The Formalities of a Contract
Read this article on the formalities of a contract. While the most basic contracts require few or no formalities, in certain situations formalities must be followed. Formalities are necessary to provide clarity. Formalities also serve to prevent fraud and/or unnecessary costs that may arise from disputes over terms and conditions of the agreement.
In this unit, we have discussed how contracts can be formed not only when nothing is in writing but even on the basis of conduct, when nothing has been spoken. This does not mean that there are no formal requirements at all for contracts. Here, we will look at situations when a contract requires formalities.
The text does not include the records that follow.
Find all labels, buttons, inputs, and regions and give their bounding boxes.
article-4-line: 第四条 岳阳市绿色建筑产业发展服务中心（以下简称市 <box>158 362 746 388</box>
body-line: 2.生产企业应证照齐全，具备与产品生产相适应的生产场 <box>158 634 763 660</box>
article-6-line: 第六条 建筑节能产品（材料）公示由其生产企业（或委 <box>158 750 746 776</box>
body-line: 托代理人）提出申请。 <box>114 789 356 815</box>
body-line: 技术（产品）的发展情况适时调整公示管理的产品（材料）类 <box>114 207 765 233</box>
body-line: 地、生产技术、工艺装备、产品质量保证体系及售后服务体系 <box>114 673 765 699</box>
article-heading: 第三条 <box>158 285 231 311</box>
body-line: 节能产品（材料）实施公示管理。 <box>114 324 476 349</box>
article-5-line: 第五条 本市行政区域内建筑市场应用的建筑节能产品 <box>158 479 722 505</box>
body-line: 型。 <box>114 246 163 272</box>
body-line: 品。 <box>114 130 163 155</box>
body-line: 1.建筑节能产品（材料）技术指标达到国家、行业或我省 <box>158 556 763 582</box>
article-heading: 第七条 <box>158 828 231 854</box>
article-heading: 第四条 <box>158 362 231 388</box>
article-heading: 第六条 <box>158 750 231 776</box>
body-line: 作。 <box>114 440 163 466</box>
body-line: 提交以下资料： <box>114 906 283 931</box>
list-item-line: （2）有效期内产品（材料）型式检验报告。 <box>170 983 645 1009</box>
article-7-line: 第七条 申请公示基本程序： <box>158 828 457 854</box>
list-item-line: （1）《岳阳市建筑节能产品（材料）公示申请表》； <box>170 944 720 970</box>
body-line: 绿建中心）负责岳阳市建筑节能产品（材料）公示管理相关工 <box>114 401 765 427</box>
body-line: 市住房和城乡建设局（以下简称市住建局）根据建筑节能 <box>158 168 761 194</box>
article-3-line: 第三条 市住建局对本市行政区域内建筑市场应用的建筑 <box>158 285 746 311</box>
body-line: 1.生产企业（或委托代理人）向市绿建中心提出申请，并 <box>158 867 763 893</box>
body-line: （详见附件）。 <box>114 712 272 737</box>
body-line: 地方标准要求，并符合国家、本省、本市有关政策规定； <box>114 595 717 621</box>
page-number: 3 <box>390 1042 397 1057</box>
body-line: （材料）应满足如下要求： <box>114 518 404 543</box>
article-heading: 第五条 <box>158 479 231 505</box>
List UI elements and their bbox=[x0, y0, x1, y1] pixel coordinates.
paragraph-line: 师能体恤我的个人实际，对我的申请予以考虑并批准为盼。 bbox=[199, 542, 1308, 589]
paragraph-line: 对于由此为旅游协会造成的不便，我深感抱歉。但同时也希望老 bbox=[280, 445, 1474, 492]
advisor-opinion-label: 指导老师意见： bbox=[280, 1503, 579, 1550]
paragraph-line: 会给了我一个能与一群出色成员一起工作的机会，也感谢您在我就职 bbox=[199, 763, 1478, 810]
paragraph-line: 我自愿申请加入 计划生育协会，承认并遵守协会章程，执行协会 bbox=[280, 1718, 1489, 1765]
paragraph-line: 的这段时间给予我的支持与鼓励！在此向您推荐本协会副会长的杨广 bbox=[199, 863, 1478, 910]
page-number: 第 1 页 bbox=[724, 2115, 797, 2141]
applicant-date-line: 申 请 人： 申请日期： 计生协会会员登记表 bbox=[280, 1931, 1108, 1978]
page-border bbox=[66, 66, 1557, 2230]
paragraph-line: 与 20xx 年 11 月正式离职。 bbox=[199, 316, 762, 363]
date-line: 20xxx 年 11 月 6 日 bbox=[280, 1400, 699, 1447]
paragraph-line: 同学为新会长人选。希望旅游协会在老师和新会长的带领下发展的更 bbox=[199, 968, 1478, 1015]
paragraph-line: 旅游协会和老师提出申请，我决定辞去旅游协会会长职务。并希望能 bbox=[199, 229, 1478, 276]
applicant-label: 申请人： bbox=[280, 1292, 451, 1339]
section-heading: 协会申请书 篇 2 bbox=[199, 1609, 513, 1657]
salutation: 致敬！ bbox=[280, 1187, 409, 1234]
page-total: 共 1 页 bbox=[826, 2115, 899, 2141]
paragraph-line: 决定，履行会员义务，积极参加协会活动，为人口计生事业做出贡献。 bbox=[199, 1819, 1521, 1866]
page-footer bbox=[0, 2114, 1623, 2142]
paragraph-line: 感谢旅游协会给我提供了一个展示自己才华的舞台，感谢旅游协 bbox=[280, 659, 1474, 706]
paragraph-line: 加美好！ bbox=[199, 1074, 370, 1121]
The first situation is governed by what is referred to as the Statute of Frauds. The concept of the Statute of Frauds has deep roots in English law and has been transferred in various forms to the United States as part of its legal inheritance from the British. The Statute of Frauds requires that certain categories of contracts be signed in writing in order to be enforceable. The most common categories include:
- Contracts which by their own terms cannot be completed within a year of contract formation
- Contracts for the sale or transfer of interests in real property
- Contracts promising to answer for or guaranty the debts of another
In these situations, the Statute of Frauds may be raised as a defense to enforcement of a contract. Note the term “Statute.” In the United States, Statutes of Frauds are the subject of statutes adopted by state governments. So, the Statute of Frauds in one state may differ in some respects from another. Note also that the Uniform Commercial Code (UCC) has amended some provisions of the Statute of Frauds relating to the sale of goods. Thus, it is now recognized that UCC Section 2 has amended the Statute of Frauds by requiring generally that contracts for the sale of goods worth $500 or more must be in writing to be enforceable. However, the same section also recognizes that flexibility is required in the context of a fast-paced business world and will enforce a contract between merchants, where one party sends a confirmation notice to the other and the other has reason to know of the confirmation notice but takes no action.
In all of these situations, legislatures have determined that the risk of fraud by introduction of outside, unwritten evidence is too high in the situations the Statute of Frauds applies to. One other way in which the law attempts to limit the use of outside evidence is with the parol evidence rule. This rule again comes to the United States through the British system of common law. In essence, the parol evidence rule says that where parties have put their agreement in the form of a written contract, a party to a contract cannot present evidence outside of the writing that adds to or contradicts the terms that are written in the contract. To apply the parol evidence rule, a court must find that the agreement reasonably appears to be the whole agreement, or that it is “integrated.” To address this issue, contracts often contain a “merger clause” explicitly stating that the contract is the whole agreement between the parties. Keep in mind that, while outside evidence cannot add to or contradict the terms of an integrated contract, outside evidence is always allowable for other reasons, such as helping the court interpret existing terms or resolve ambiguities.